There is definitely something in this. The idea of older people working with still older people. The culture has been fixed for a very long time on intergenerational work and there is some brilliant stuff around. There is also some really bad stuff around (I know, I’ve done some of it). Take younger people teaching older people about going online. Really bad plan, generally. As an older person I know, when there’s a little bright spark at your elbow going “See? and then you just (*?????$*£&$*$&$????)” “Oh I understand,” says the older person, none the wiser but far too embarrassed to ask AGAIN what that bright spark just did on the computer “thank you for explaining everything so clearly.”

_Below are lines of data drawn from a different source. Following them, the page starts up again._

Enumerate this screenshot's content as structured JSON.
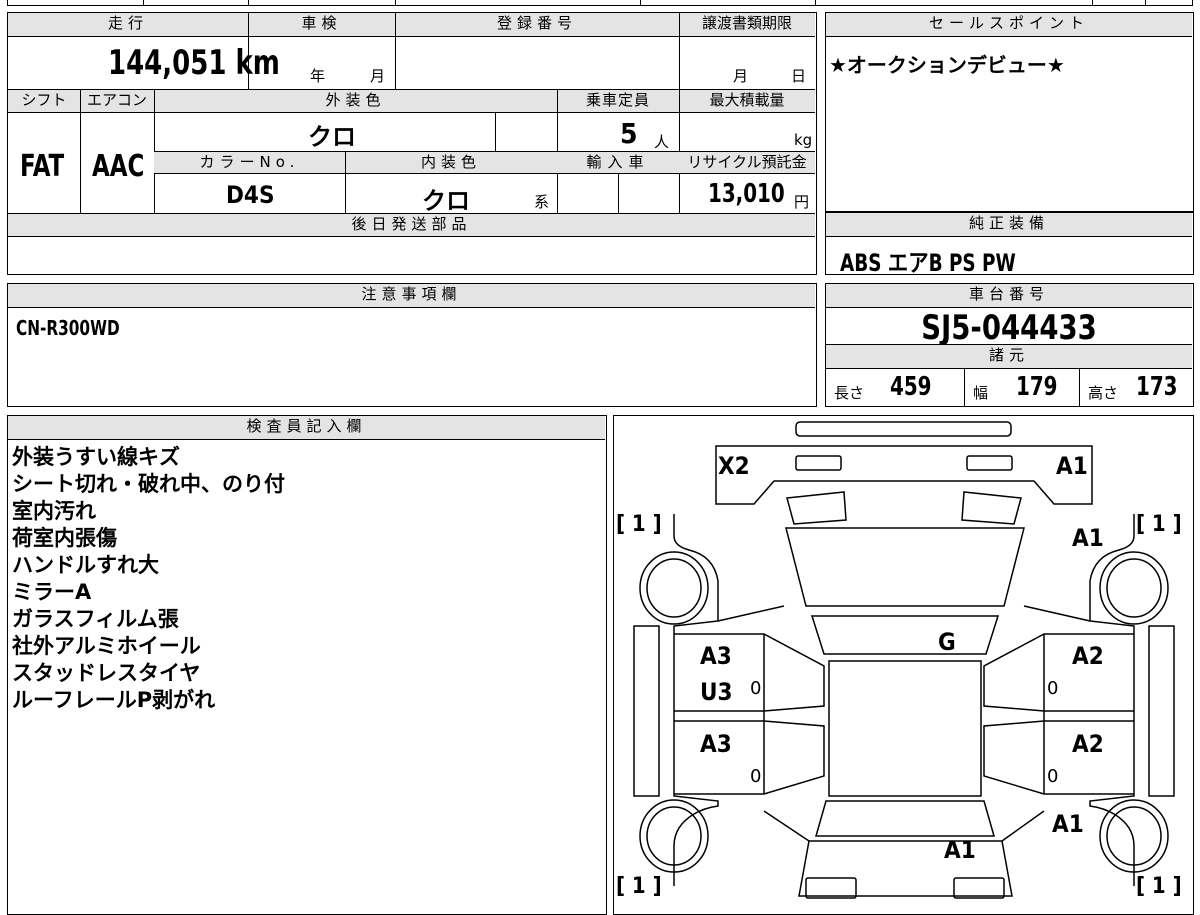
{
  "spec": {
    "mileage_label": "走行",
    "mileage_value": "144,051 km",
    "inspection_label": "車検",
    "inspection_year": "年",
    "inspection_month": "月",
    "registration_label": "登録番号",
    "transfer_label": "譲渡書類期限",
    "transfer_month": "月",
    "transfer_day": "日",
    "shift_label": "シフト",
    "shift_value": "FAT",
    "ac_label": "エアコン",
    "ac_value": "AAC",
    "exterior_label": "外装色",
    "exterior_value": "クロ",
    "capacity_label": "乗車定員",
    "capacity_value": "5",
    "capacity_unit": "人",
    "max_load_label": "最大積載量",
    "max_load_unit": "kg",
    "color_no_label": "カラーNo.",
    "color_no_value": "D4S",
    "interior_label": "内装色",
    "interior_value": "クロ",
    "interior_suffix": "系",
    "import_label": "輸入車",
    "recycle_label": "リサイクル預託金",
    "recycle_value": "13,010",
    "recycle_unit": "円",
    "later_parts_label": "後日発送部品"
  },
  "sales": {
    "label": "セールスポイント",
    "text": "★オークションデビュー★"
  },
  "equipment": {
    "label": "純正装備",
    "text": "ABS エアB PS PW"
  },
  "notes": {
    "label": "注意事項欄",
    "text": "CN-R300WD"
  },
  "chassis": {
    "label": "車台番号",
    "value": "SJ5-044433",
    "dims_label": "諸元",
    "length_label": "長さ",
    "length_value": "459",
    "width_label": "幅",
    "width_value": "179",
    "height_label": "高さ",
    "height_value": "173"
  },
  "inspector": {
    "label": "検査員記入欄",
    "items": [
      "外装うすい線キズ",
      "シート切れ・破れ中、のり付",
      "室内汚れ",
      "荷室内張傷",
      "ハンドルすれ大",
      "ミラーA",
      "ガラスフィルム張",
      "社外アルミホイール",
      "スタッドレスタイヤ",
      "ルーフレールP剥がれ"
    ]
  },
  "diagram": {
    "front_left": "X2",
    "front_right": "A1",
    "fender_right": "A1",
    "roof": "G",
    "front_door_left_1": "A3",
    "front_door_left_2": "U3",
    "rear_door_left": "A3",
    "front_door_right": "A2",
    "rear_door_right": "A2",
    "rear_quarter_right": "A1",
    "rear": "A1",
    "tire_front_left": "[ 1 ]",
    "tire_front_right": "[ 1 ]",
    "tire_rear_left": "[ 1 ]",
    "tire_rear_right": "[ 1 ]",
    "zero": "0"
  }
}
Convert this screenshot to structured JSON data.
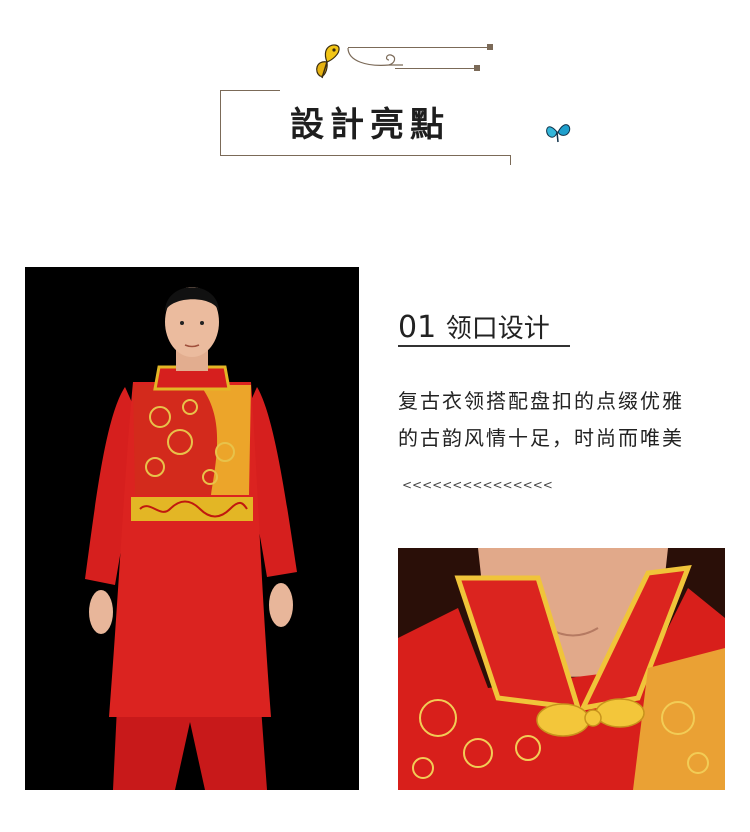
{
  "header": {
    "title": "設計亮點",
    "butterfly_left_icon": "yellow-butterfly-icon",
    "butterfly_right_icon": "blue-butterfly-icon"
  },
  "feature": {
    "number": "01",
    "title": "领口设计",
    "desc_line1": "复古衣领搭配盘扣的点缀优雅",
    "desc_line2": "的古韵风情十足，时尚而唯美",
    "arrows": "<<<<<<<<<<<<<<<"
  },
  "colors": {
    "garment_red": "#d9201e",
    "gold_trim": "#e6b820",
    "ornament_brown": "#7b6a58",
    "background": "#ffffff"
  }
}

I was speaking to the activities worker at Willesden Court about intergenerational visits from local schools. “They love seeing the children who come in and sing. But it’s not possible for them to have any kind of relationship with the children. The children like coming in and singing but are really shocked by the language of some of the residents – c words, f words – some of them talk about sex a lot and it’s not really possible for them to be around children.” Of course the ten members of Bolder Voices who go to the residential home have no problem with this at all. They may not be wild about the language but they understand it, they’ve heard it all before, they’ve lived.
Our format is working. Why am I surprised? Ten really lovely sociable people, come to visit and chat. With so many, it’s possible to have one to one relationships. Bolder Voices do stretchy exercises, teach a new song. We add choreography to the song we wrote about things they like. Andy’s golden fingers can play anything and today we had lots of wild Calypso dancing. We all just had a really, really good time.